None of these things was happening, though he would occasionally get himself from his side to his back, but never from his back to his side. Once, when he was about 3 months old, while prone on a large flowery pillow next to Maureen's mother on the living room couch, he raised up his head and turned it from side to side. It seemed at the time that it might be a breakthrough, the beginning of the wondrous chain of physical actions that culminate in the full range of boyish activity. But no. He hardly ever repeated the move in quite the same way.

Our ability to gauge his progress, or lack of it, was hampered by the fact that this was our first child. We had never been through, in such an intimate manner, the stages of early childhood development. Without the experience that would have provided certain points of reference, we watched as the days slipped by with virtually no physical or cognitive change, unable to appreciate fully the accumulating signs of profound limitation and not wanting, really, to know just how far behind he was falling.

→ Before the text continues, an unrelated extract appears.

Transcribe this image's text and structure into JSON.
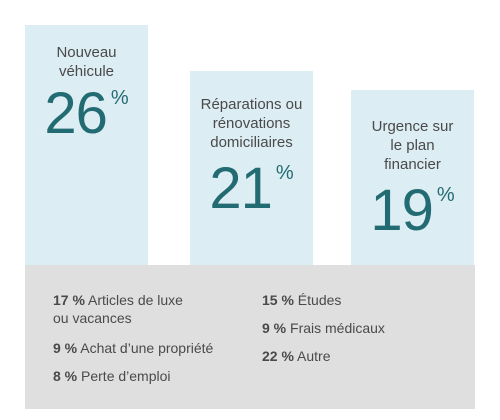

We were too afraid to draw the increasingly evident conclusion that Aidan would be seriously incapacitated.

- - - - - - - - - - - -

Aidan is 9 years old now. He cannot see, stand, walk or speak. Maureen and I have followed him through experiences we could never have imagined when we were just starting out, fresh-faced new parents full of expectation for our firstborn son. We have seen too many emergency rooms and intensive care units and postoperative floors and doctors' offices.

But we, and he, have done more than just survive. We have learned, from his silence and stillness, that good lives take myriad forms, that what appears to be stultifying limitation to some is simply a reordering of the most basic human needs and rhythms. He sleeps, wakes up, takes nourishment, has friends, is loved and can love in return. His severe disability has transformed our worldview in ways that call to mind a passage from fourth century B.C. Chinese philosopher Chuang-tzu, for whom the concept of the "Way" encompassed the complex unity of nature:

"The blade of grass and the pillar, the leper and the ravishing beauty, the sniveling, the disingenuous, the strange -- in the Way they all move as one and the same."